En esos detalles recordó ciertos signos del pasado. Los desapacibles colores de entonces empezaron a trazar dos caras bajo sus párpados: dos niños, no mayores de ocho años, con un par de cantimploras y algunos sándwiches, caminaban hacia los arrecifes, sonrientes. Uno de ellos –el rostro más difuso en su memoria– se apresuraba, inquieto, sobre las rocas. Era quien decidía invariablemente cuáles troncos elegirían para cruzar la grieta de la montaña. El otro simplemente seguía las pisadas. En alguna parte las huellas se perdían, nieve acuosa convertida en barro. Nadie.

Se movió con calma. El viento, la casa, el silencio, lentamente restauraron su mundo. Cerró las cortinas y encendió la estufa. La penumbra se esfumó de los espacios cercanos. Releer otra vez aquel tiempo, murmuró.

Afuera, sobre la superficie del pozo, empezó a soplar una leve brisa.


(Inédito)
Sandra Cornejo / Todo lo perdido reaparece

Dolor primario

La escuela estaba en silencio. Apenas el viento afuera y la montaña, la ladera que observaba el corredor, desde los ventanales, a través de las puertas abiertas. ¿Era largo el corredor? No recordaba, sí recordaba que era larga la mirada de la montaña.
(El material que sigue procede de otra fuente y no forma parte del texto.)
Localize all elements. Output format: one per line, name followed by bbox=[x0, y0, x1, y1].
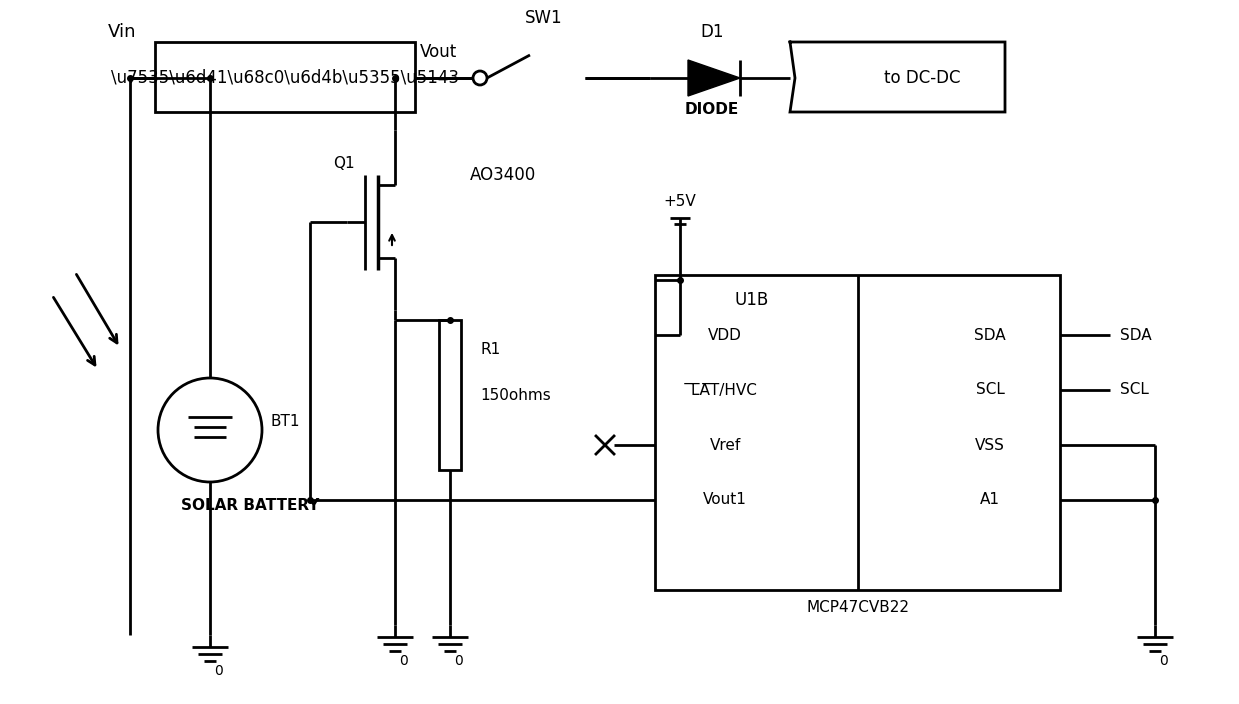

Al entrar, fue extraña esa sensación de quietud en un espacio donde generalmente imperaban los gritos, el apuro, el movimiento de los guardapolvos, las pisadas. En medio de aquella brumosa calma, la señorita M avanzó rápidamente por los fríos pasillos que conducían a la sala de música. ¿Era realmente la señorita M quien caminaba por los corredores vaciados? El silencio –aún luego de la presumible aparición– permanecía en las paredes y en las aulas.
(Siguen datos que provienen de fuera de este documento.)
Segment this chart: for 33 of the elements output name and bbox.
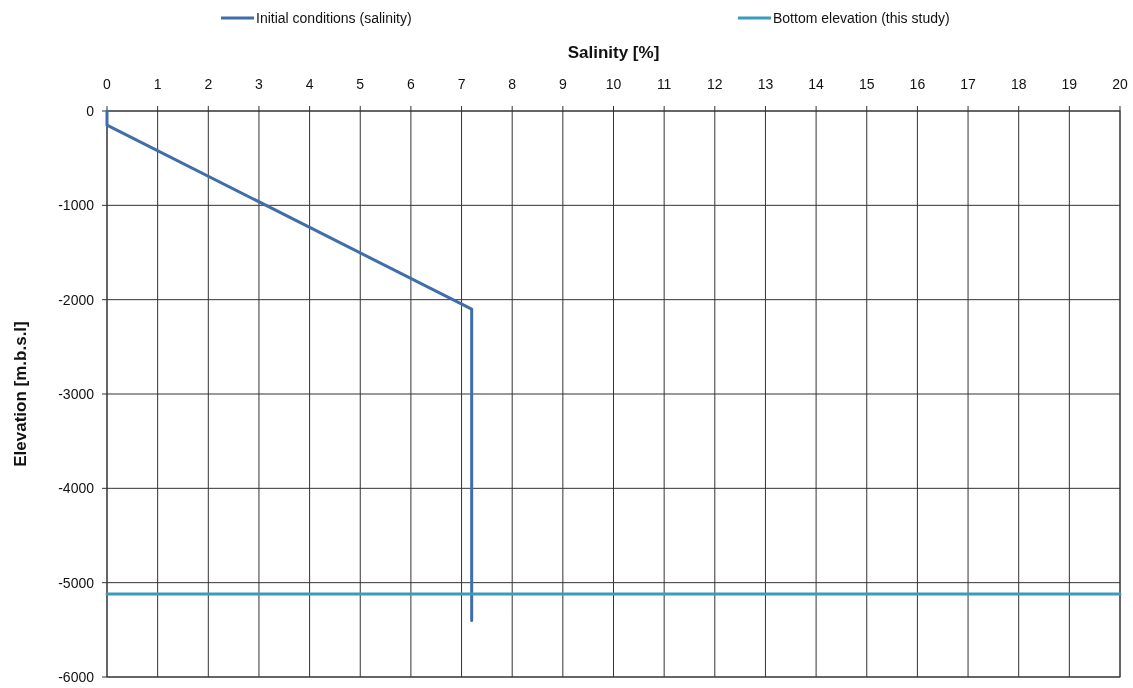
x-tick-label: 10 <box>605 76 622 92</box>
x-tick-label: 0 <box>103 76 112 92</box>
y-tick-label: -1000 <box>58 197 95 214</box>
y-tick-label: 0 <box>86 103 95 119</box>
y-tick-label: -3000 <box>58 386 95 402</box>
x-tick-label: 9 <box>558 76 567 92</box>
x-tick-label: 7 <box>457 76 466 92</box>
legend-label: Bottom elevation (this study) <box>773 10 950 26</box>
x-tick-label: 3 <box>255 76 264 92</box>
y-tick-label: -5000 <box>58 574 95 591</box>
legend-label: Initial conditions (salinity) <box>256 10 412 26</box>
x-tick-label: 13 <box>757 76 774 92</box>
x-tick-label: 15 <box>858 76 875 92</box>
x-tick-label: 1 <box>153 76 162 92</box>
y-tick-label: -2000 <box>58 291 95 308</box>
x-axis-title: Salinity [%] <box>567 43 660 62</box>
x-tick-label: 20 <box>1112 76 1128 92</box>
x-tick-label: 5 <box>356 76 365 92</box>
x-tick-label: 18 <box>1010 76 1027 92</box>
x-tick-label: 14 <box>808 76 825 92</box>
y-axis-title: Elevation [m.b.s.l] <box>11 321 30 467</box>
x-tick-label: 11 <box>656 76 672 92</box>
y-tick-label: -6000 <box>58 669 95 685</box>
x-tick-label: 17 <box>960 76 977 92</box>
x-tick-label: 8 <box>508 76 517 92</box>
y-tick-label: -4000 <box>58 480 95 497</box>
x-tick-label: 2 <box>204 76 213 92</box>
x-tick-label: 19 <box>1061 76 1078 92</box>
x-tick-label: 4 <box>305 76 314 92</box>
x-tick-label: 12 <box>707 76 723 92</box>
x-tick-label: 6 <box>407 76 415 92</box>
line-series <box>105 109 474 622</box>
x-tick-label: 16 <box>909 76 926 92</box>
Página catorce, por favor, y marcá bien los acentos. La frase creció en su cabeza como una campanada. Se mezcló con otras órdenes en la pizarra negra de su memoria. Pero ahí estaba, cierta clase de palabras empezarían a borrarse, una a una, desde las más simples hasta las más opacas; las enfermas perderían sentido, contornos, y se asentarían, traslúcidas, en el fondo de las mareas de su mente.

Hacía frío, un sol naranja se escurría detrás de los vidrios, entre las ramas. Al ver tanta luminosidad, sonrió. Ya no era un niño, ya no estaba a merced del timbre, las tareas, la amenaza de los otros. Miró hacia la sala de música. ¿Sería aún la sala de música? No había ningún indicio, y mucho menos un piano. Lugares intercambiables en la realidad, pero permanentes en el paisaje de la historia de un niño.

Al salir, cerró despacio. En el camino avanzó hacia la montaña. Esta vez la voz de la señorita M se levantó por encima de todas las demás, matizada, brillante, llena de expresividad. De todos modos, su presencia inalterable se desvanecería detrás. Como la escuela.